A Jewish-born mayor of a suburb near here has been censured by his own council after the release of a letter from 1992 in which he said he “wouldn’t work for Jewish clients.”
Mayor Neville Gruzman, who is a member of the Church of England, was booed and heckled at a recent meeting of the Woollahra Council as a result of the letter.
Jeffrey Hilton, a Jewish lawyer in Sydney who received the letter, said Gruzman had originally agreed to work for him because he has a non-Jewish wife, which, in Gruzman’s eyes, makes him a “better” Jew.
The council eventually decided, after a long and bitter debate, to give Gruzman one week “to show cause why he should not resign.”
Gruzman said his comments “were not made for any racist reason” but because he had difficulty in dealing with the “different ways of practicing” business that Jews use. He also said dealing with Jews could result in “aggravation.”

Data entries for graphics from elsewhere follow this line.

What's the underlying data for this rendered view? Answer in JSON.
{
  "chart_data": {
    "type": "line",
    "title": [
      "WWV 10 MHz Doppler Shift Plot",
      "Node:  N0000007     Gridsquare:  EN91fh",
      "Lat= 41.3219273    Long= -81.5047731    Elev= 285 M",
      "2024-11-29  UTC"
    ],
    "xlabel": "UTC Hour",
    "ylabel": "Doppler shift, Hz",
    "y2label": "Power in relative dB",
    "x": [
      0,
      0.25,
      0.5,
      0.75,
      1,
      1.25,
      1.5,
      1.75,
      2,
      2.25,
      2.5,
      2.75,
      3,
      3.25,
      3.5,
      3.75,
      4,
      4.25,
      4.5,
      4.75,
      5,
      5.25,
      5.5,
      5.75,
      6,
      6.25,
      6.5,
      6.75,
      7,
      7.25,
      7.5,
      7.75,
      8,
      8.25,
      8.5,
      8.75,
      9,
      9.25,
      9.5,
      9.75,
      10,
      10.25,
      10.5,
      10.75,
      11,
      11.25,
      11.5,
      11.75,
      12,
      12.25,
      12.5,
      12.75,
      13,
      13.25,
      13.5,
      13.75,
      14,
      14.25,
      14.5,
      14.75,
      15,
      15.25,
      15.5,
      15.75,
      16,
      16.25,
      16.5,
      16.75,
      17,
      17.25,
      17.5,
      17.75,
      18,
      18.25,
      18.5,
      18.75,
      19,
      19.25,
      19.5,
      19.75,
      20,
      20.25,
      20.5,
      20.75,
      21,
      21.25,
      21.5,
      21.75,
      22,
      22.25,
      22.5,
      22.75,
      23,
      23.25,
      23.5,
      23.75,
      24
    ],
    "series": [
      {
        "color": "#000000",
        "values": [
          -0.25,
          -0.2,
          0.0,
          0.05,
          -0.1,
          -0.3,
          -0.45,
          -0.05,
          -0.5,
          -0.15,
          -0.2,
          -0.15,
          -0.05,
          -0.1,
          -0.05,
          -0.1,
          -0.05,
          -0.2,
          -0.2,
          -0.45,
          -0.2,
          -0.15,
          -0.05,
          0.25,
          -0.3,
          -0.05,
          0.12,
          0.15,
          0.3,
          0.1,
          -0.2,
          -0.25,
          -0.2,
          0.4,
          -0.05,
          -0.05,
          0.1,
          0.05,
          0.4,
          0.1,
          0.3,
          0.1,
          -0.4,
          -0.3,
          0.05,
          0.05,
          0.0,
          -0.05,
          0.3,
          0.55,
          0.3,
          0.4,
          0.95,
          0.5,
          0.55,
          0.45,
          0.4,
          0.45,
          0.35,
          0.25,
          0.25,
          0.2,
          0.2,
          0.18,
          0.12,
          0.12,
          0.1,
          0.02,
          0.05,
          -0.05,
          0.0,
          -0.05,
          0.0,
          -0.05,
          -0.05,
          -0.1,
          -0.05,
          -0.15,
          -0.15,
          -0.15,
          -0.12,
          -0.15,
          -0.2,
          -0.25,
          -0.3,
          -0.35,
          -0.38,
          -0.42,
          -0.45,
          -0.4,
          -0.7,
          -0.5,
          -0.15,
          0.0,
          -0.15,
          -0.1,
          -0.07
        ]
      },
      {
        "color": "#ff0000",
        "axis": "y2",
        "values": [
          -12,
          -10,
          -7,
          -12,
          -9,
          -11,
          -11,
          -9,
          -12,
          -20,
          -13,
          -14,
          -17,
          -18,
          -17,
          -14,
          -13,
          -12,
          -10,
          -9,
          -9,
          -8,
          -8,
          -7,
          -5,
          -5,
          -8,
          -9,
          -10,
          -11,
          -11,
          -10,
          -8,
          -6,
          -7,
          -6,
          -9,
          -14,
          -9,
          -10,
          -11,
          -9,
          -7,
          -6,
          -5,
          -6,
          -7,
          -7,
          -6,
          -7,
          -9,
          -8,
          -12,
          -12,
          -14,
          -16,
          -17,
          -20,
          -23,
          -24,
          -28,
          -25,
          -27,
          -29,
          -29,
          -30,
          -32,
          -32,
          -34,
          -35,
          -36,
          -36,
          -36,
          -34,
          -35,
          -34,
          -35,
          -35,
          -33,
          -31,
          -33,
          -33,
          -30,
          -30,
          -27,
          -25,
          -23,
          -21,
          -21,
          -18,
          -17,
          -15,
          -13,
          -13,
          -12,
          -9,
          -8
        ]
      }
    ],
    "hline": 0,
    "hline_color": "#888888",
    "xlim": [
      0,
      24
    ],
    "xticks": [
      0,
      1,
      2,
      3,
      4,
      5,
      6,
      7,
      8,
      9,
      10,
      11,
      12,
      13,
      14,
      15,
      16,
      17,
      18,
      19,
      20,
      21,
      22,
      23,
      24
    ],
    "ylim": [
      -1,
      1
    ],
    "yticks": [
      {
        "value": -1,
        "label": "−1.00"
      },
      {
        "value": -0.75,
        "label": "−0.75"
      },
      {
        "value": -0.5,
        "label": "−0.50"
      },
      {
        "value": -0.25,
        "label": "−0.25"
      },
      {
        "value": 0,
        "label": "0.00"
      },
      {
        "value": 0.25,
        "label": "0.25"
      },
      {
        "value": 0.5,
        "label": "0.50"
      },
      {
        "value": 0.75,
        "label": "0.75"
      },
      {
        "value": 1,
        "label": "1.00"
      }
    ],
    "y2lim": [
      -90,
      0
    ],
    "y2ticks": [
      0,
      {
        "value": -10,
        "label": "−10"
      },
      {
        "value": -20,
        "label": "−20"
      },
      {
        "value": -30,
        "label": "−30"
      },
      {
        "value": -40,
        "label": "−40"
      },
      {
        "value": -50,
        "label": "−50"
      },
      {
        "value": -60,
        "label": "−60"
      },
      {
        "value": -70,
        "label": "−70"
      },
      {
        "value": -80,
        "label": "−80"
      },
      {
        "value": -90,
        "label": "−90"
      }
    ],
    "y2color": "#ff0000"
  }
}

During the debate, the only Jewish member of the council, Julian Leeser, said Gruzman had made another anti-Jewish remark in an interview with a national television journalist.
Some council members defended Gruzman, saying that he was being attacked for political reasons.
The New South Wales Jewish Board of Deputies, which represents the jewish community in the area, has publicly criticized the mayor.
The head of the Orthodox Rabbinical Council of New South Wales, Rabbi Selwyn Franklin, had written to all the council members, arguing that “one who has expressed such views should not be entitled to hold public office in Australia.”
The council represents an area where a number of Jews reside and several synagogues exist.